Closed jeremymanning closed 7 years ago
I think at least maintaining separate code bases (matlab/python) is probably a good idea. I'm hesitant to toss the MATLAB code out completely, since the majority of the cog neuro community (who may find this tool useful) uses MATLAB primarily. Maybe we can host the MATLAB release on github, but not extend it beyond its current status unless there is a demand for it?
the matlab code in this repository is exactly overlapping with the fileexchange code...so if people want the matlab version they can go to the fileexchange (especially if we link to it). i'd also be fine to host the matlab code on github and then connect the fileexchange version to that.
i'll make a new repository for the matlab code...

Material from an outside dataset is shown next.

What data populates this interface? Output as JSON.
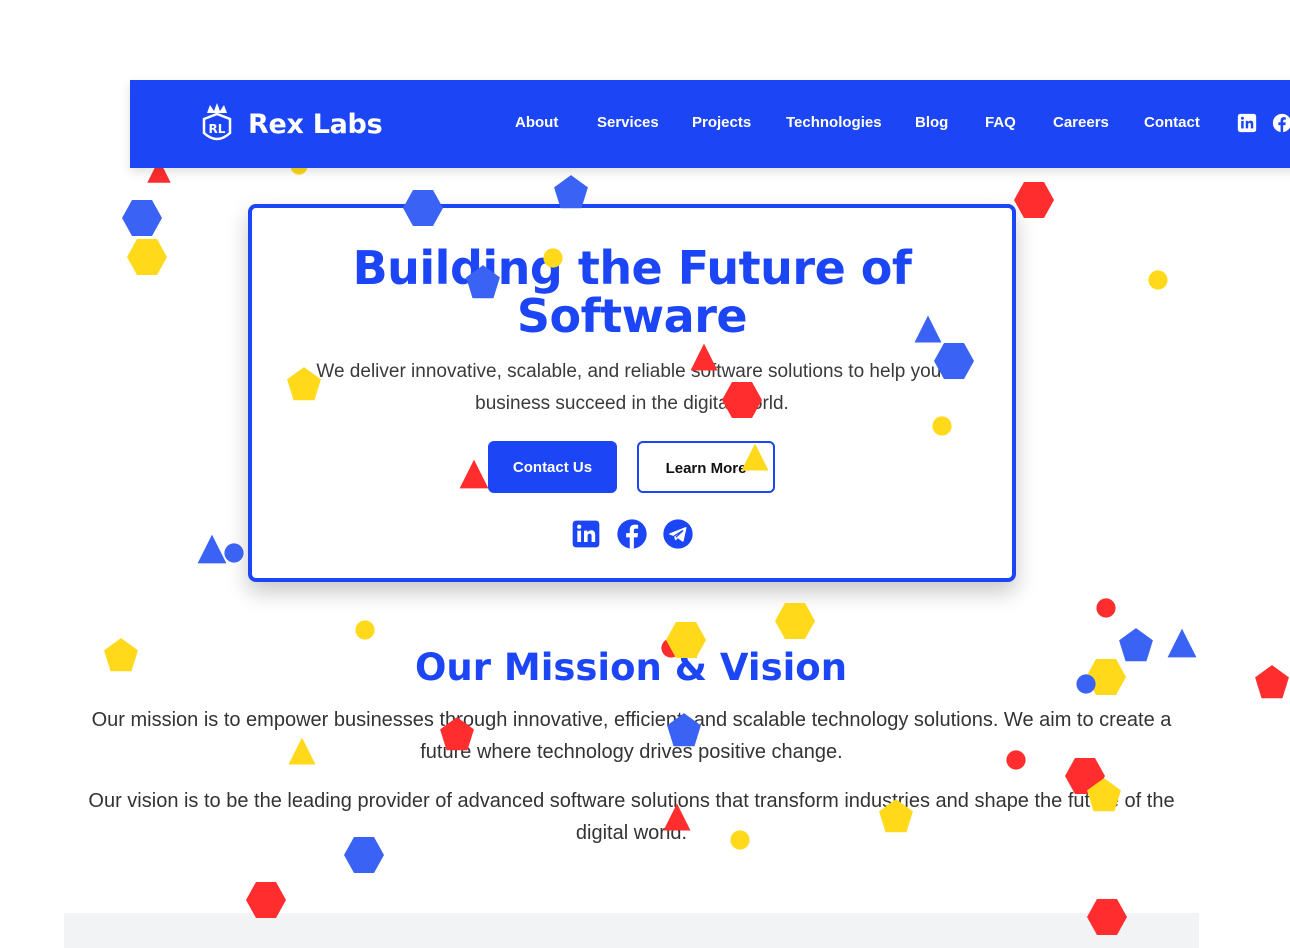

we could copy the current codebase as a branch called v1.0, and then all changes to master would be towards a v2.0 release
(future changes)
that seems messy...what about if we just have master be the main branch, and then any time we make changes we branch master and then pull the changes back in?
i guess what i mean is we should have a copy of the 'v1' code somewhere on github that we dont ever change. that way, we know what features are in that version, bugs, etc. we could then maintain master and feature branches...and merge the feature branches into master until master is mature enought for a v2 release
the matlab code is now here: https://github.com/ContextLab/hypertools-matlab
it probably needs to be cleaned up (all i did was copy it from the matlab folder). when we release the python code we can also set that repository to "public". or i'm also happy to set it to public now...i just didn't want us to scoop ourselves or confuse people.
another way to do it would be to maintain a 'releases' folder on master, to which we add a copy of each version that we release
ya, i think holding off on making it public makes sense (and release it along with teh python code)
i like this idea-- but there's an "official" way to do this: https://help.github.com/articles/creating-releases/
ah great!
we could actually try it out for v1...we just need to tag it as a "pre-release" that's not yet ready for production (there's a way to do that)
cool, i think we should try it for v1
👍
you are go for launch*
*of getting the v1 release tagged as a "release"
🚀
v1 official release noted, matlab code moved out of repo, closing this issue
Should we maintain separate MATLAB and Python codebases? The original MATLAB code is already released here: https://www.mathworks.com/matlabcentral/fileexchange/56623-hyperplot-tools
The current Python toolbox goes way beyond the original MATLAB code, and our lab is no longer using MATLAB anyway. So I'm inclined to have us remove the MATLAB code from this repository and just have it be a Python repository.
In a future release we could provide wrappers (for MATLAB, Javascript, R, etc.) for the Python code if we wanted to support those languages; that would allow us to maintain a single "main" codebase without re-writing everything multiple times.
My proposal is that we replace the entire repository with the the current
python
directory. We could also add a link to the original MATLAB code in the readme or in our writeup.Thoughts?